A review in the Journal of Religion calls this book a “biblical, historical, literary, and theological masterpiece.” Albertz is a Christian scholar of “Old Testament,” trained in Protestant Theology at Heidelberg. (See also “Babylon and the Beginning.”) His training is evident throughout this work, but he offers a lot of background and insight focused solely on Tanakh.
Using biblical text and materials of the Neo-Babylonian period, Albertz explores life for exiled Judeans in Babylon. The first two sections, “The Biblical Picture of the Exilic Era” and “The History of the Exilic Era,” offer plenty of detail (in 138 pages).

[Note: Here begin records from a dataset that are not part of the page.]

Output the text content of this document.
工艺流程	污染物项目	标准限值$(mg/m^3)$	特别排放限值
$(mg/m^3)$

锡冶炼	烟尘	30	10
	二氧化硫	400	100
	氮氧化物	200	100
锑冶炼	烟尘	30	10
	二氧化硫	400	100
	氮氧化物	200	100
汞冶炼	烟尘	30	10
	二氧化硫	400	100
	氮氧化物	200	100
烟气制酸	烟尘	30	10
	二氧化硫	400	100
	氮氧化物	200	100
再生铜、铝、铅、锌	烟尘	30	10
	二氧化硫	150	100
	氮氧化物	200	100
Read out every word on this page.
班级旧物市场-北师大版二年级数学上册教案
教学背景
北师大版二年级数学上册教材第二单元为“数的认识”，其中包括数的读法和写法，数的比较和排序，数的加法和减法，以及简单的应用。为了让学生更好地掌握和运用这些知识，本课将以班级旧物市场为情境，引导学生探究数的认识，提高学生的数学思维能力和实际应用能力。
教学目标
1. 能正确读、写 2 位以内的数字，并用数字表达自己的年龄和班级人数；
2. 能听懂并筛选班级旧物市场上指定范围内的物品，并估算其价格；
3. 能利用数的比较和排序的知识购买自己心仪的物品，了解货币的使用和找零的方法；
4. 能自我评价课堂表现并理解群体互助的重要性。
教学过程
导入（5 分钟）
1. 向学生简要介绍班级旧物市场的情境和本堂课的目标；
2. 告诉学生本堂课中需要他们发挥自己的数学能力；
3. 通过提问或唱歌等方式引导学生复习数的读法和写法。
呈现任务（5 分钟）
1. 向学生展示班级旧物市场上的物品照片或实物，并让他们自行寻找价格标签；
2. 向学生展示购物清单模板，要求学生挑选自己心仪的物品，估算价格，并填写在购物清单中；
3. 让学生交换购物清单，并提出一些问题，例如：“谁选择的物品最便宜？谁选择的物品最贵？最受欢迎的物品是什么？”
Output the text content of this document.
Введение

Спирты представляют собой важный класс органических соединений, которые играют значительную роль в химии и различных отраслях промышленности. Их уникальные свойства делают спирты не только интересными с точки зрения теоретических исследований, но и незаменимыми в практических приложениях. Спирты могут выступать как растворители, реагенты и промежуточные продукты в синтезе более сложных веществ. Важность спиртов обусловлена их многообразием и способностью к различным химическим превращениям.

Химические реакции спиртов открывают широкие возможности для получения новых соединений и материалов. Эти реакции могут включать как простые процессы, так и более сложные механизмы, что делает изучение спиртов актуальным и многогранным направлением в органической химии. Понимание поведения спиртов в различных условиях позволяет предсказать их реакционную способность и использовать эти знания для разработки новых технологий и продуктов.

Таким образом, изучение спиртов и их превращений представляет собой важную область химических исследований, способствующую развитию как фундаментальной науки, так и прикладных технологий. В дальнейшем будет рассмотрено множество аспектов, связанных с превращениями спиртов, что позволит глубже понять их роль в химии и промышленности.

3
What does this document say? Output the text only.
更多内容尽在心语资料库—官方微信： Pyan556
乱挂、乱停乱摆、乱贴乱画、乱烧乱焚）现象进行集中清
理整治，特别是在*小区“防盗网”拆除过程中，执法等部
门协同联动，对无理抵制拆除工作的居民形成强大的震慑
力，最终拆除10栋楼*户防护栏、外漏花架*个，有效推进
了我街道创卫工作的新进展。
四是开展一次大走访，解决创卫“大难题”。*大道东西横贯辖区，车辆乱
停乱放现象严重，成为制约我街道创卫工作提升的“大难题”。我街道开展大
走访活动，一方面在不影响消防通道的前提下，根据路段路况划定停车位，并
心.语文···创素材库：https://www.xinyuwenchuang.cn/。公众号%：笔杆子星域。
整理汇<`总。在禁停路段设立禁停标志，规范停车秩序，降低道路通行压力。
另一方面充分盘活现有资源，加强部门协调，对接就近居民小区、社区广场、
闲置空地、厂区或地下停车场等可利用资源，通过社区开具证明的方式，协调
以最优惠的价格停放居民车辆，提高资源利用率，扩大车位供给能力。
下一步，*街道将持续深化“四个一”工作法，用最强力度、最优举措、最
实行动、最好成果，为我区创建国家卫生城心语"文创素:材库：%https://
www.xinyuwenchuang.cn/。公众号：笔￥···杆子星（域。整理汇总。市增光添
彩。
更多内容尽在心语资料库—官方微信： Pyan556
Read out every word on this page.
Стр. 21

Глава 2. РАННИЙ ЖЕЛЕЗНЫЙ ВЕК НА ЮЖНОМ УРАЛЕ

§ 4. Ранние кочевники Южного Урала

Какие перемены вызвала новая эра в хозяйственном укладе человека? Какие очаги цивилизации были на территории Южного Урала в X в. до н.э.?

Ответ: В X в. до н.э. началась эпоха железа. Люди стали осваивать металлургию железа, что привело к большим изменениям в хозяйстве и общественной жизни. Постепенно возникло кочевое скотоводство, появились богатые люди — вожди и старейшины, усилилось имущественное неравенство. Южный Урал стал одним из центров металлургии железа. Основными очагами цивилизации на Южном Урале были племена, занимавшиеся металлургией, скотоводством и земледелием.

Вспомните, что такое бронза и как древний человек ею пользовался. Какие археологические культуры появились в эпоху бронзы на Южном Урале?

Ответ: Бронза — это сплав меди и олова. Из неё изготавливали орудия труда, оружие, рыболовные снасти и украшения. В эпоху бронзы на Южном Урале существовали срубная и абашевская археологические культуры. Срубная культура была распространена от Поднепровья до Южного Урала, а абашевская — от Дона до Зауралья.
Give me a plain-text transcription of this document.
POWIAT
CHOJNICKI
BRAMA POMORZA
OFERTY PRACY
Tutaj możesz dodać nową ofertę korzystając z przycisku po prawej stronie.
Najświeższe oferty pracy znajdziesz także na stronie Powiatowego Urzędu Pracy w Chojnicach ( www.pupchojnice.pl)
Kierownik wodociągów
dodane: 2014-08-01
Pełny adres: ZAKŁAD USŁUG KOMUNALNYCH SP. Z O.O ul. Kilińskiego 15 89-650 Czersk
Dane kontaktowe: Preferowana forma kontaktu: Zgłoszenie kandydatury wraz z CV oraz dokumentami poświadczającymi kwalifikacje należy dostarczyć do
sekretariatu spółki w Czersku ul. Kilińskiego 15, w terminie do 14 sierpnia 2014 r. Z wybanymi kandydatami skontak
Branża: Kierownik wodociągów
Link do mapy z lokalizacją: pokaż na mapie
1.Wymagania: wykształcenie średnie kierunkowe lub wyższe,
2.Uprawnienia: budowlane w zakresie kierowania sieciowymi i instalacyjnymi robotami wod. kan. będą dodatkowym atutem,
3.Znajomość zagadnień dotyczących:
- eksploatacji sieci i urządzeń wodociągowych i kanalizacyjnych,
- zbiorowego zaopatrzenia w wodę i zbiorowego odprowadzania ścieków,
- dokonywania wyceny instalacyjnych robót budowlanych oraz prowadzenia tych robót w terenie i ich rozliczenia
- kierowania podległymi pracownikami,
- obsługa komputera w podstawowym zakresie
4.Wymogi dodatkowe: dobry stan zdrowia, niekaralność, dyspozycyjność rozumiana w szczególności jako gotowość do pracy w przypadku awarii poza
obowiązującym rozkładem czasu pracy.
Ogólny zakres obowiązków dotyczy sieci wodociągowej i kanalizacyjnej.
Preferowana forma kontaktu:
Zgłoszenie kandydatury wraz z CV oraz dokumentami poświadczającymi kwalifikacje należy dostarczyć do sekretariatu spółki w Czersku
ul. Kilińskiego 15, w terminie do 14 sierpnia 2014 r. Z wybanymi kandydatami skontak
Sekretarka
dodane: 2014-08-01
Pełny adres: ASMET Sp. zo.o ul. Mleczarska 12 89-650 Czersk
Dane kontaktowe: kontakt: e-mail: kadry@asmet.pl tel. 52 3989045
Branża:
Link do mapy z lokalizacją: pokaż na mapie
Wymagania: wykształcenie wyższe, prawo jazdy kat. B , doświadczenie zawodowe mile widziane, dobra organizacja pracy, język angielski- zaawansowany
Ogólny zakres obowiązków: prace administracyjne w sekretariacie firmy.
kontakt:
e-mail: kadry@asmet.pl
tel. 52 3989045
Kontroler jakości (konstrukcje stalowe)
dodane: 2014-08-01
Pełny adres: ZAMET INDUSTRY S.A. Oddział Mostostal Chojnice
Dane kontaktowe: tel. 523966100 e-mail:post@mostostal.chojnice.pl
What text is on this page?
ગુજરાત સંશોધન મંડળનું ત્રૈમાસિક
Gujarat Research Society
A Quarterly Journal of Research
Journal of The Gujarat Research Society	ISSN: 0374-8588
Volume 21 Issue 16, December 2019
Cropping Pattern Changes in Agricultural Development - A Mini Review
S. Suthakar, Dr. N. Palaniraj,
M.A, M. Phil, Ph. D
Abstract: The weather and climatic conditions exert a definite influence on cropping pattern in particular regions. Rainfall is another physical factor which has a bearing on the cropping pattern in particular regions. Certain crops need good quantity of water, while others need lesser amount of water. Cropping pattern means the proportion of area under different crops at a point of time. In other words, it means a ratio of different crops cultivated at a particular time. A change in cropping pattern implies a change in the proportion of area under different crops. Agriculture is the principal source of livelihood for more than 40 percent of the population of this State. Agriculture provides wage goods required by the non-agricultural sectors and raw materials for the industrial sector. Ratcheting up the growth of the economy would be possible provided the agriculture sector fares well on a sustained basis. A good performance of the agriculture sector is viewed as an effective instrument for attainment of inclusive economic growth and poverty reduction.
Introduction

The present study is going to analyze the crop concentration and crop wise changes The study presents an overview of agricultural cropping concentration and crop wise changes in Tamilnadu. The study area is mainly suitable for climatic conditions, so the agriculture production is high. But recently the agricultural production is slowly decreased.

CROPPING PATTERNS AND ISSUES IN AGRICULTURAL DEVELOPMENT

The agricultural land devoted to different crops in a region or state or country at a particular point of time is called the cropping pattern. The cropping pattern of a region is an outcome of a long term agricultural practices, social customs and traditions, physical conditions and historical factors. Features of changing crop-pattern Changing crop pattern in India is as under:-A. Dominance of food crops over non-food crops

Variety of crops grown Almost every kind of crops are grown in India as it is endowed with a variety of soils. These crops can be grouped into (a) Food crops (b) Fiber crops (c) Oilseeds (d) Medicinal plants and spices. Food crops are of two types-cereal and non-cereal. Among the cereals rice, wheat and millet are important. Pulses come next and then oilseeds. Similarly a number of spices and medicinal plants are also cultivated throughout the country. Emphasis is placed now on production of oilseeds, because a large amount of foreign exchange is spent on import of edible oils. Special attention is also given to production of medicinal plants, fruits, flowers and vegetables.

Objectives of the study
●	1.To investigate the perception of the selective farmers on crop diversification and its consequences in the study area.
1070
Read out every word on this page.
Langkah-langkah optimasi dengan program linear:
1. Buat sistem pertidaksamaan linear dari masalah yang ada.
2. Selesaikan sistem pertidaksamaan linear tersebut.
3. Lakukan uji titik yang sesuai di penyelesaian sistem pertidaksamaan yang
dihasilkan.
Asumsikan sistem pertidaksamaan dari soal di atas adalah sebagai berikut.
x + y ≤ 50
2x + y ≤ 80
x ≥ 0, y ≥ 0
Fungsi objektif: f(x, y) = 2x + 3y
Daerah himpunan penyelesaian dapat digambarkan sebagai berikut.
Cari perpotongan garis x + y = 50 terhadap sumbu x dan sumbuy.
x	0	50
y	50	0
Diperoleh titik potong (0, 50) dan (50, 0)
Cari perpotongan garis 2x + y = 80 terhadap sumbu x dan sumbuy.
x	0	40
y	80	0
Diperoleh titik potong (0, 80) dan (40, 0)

The next section, “The Literature of the Exilic Period” (roughly two-thirds of the book), analyzes biblical text. Albertz shares detailed insights about the vision and world view behind various narratives and prophecies, but the reader has to work to get to them: The bulk of the discussion involves assigning portions of the Tanakh to appropriate documents, such as “PH (Patriarchal History)” and “JerD (Deuteronomist Jeremiah).”
The final section on “Theological Contribution” is overtly Christian.
The quote above is all that’s available without paying $10 for the review. Here’s the citation: John Ahn, “Rainer Albertz, Israel in Exile: The History and Literature of the Sixth Century B.C.E,” The Journal of Religion 85, no. 2 (April 2005): 305-307.
Another note: If anyone reading this knows of volumes of any comparable depth by Jewish studies authors — especially ones that are not $140 for an ebook or $300 for print — please advise. Titles local college libraries are likely to stock also most welcome.